Today’s oral argument before the Supreme Court in Fisher v. University of Texas at Austin had an Alice in Wonderland quality to it. But I suppose that became inevitable when the Court granted universities permission to discriminate in admissions on the basis of race in the name of “diversity.”

Much of the time of Fisher’s lawyer, who is challenging the way the University used of racial preferences to exclude his client, was spent answering questions from liberal Justices who wanted to know what alternative race-based methods (Justice Breyer actually spelled it out “r-a-c-e”) he thinks UT could have used in admissions. It’s odd that Fisher’s lawyer was expected to describe other means by which the University potentially could have discriminated against his client. And even under the Supreme Court’s unfortunate jurisprudence in this area, it’s not the plaintiff’s burden to point to and demonstrate the efficacy (in terms of promoting diversity) of less discriminatory alternatives; rather the burden is on the discriminator to show the absence of effective alternatives.

Then, counsel for the University spoke. Defending the use of race in the selection of applicants not admitted under the rule whereby the University admits the top 10 percent of the graduating class of every Texas high school, he stated:

[T]here is a significant portion of the admissions pool — all out of state students, all students from Texas high schools that don’t rank [in the top 10 percent of their class at] some of the best high schools in the state, and all students just below the top 10 percent — who are nevertheless great students who aren’t eligible for admission under the top 10 percent [rule] at all.

And the Fifth Circuit found that without the consideration of race in the mix for those students, admissions would approach an all white enterprise.

But the purpose of admitting students from this pool is to admit “great students” excluded by the operation of the 10 percent rule. If blacks are well-represented at the University thanks to the 10 percent rule, but don’t make up a large percentage of the “great students” admitted through an alternative mechanism because they aren’t “great” enough, this hardly seems like a justification for racial discrimination among those subject to this mechanism.

But the real question isn’t the merit of this or that argument made in Fisher; the real question is how Justice Kennedy sees the case. Specifically, does he believe that the Fifth Circuit Court of Appeals cured the deficiency — excessive deference to the University; insufficient demand for actual evidence — that caused the Supreme Court to revive Fisher’s case the last time it heard this matter?

It’s hard to say. However, Justice Kennedy’s questions suggested that he still isn’t happy with the Fifth Circuit.

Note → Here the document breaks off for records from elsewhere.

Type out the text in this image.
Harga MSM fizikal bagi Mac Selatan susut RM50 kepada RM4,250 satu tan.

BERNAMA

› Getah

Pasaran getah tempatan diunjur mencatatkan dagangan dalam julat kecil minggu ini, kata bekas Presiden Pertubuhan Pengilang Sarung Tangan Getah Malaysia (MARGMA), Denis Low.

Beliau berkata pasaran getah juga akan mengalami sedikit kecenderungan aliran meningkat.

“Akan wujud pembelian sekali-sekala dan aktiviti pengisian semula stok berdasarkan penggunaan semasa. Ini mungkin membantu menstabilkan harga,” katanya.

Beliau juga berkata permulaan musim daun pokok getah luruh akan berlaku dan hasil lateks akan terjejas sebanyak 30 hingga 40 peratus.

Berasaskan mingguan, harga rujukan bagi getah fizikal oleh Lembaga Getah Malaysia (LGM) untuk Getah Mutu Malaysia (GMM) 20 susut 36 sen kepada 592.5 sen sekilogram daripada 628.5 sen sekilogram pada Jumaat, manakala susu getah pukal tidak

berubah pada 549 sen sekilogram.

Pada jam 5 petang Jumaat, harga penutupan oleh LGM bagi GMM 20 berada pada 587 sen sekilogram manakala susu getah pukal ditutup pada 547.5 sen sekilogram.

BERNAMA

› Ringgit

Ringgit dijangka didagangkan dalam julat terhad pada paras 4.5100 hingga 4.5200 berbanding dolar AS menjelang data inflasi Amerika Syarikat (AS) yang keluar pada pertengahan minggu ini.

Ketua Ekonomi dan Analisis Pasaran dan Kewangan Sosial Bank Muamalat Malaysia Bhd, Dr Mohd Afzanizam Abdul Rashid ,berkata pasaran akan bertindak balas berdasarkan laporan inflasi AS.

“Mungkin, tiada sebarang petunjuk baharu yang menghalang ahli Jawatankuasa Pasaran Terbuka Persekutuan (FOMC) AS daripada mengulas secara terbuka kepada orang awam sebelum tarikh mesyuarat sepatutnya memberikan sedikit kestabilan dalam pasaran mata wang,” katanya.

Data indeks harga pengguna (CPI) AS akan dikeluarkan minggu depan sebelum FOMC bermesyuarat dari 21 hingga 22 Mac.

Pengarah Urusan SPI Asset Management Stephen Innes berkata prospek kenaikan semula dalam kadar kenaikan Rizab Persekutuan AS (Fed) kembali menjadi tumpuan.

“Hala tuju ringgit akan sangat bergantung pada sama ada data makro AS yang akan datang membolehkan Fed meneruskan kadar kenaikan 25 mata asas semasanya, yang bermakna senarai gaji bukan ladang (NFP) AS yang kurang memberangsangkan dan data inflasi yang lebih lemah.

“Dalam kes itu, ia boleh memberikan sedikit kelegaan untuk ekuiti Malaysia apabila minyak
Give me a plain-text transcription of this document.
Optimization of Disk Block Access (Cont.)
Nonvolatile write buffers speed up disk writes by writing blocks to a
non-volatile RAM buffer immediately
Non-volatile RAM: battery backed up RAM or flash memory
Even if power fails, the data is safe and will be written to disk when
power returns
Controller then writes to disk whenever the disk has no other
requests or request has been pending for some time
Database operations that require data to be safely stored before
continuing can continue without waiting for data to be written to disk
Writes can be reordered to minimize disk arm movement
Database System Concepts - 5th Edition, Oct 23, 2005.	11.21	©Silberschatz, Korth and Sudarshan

I say this because one of Kennedy’s lines of questioning focused on whether the Fifth Circuit should have sent the case back to the district court so that more fact finding could occur. To me, this seems to indicate (1) that Kennedy still doesn’t think there is enough in the record to survive the strict scrutiny that must be applied to the question of whether the University’s use of race is narrowly tailored to meet its purpose and (2) that Kennedy might like to send the case back to the lower courts a second time.

Kennedy seemed to sense an opening for such a remand in the fact that, though the University had sought to have the case sent back to the district court, Fisher opposed remand and the Fifth Circuit refused to grant it.

However, counsel had trouble explaining what new evidence the University would have presented on remand. Indeed, Justice Kennedy told him flat out that what he was hearing indicated that if there had been a remand, the evidence wouldn’t be much different than it is now.

A remand for additional evidence wouldn’t make much sense, in my view. As counsel for Fisher said, “You have to come to the [Supreme] Court with a record; you can’t make it up later.”

(There is, however, one relevant development that isn’t in the record because the University kept it secret until recently. As Hans von Spakovsky and Elizabeth Slattery explain, it turns out that university officials regularly overrode the system for admitting candidates in the pool not eligible for admission under the 10 percent rule — the pool at issue in this case. And an investigation by a consulting firm found indications that race was used in the override process to favor minority applicants — i.e, to discriminate in their favor even more than UT admitted to doing.)

In sum, the outcome of Fisher seems up-in-the-air after today. Adam Liptak of the New York Times says, “a majority of the justices appeared unpersuaded that the plan was constitutional.” I think that’s right. But if so, what is a majority prepared to do?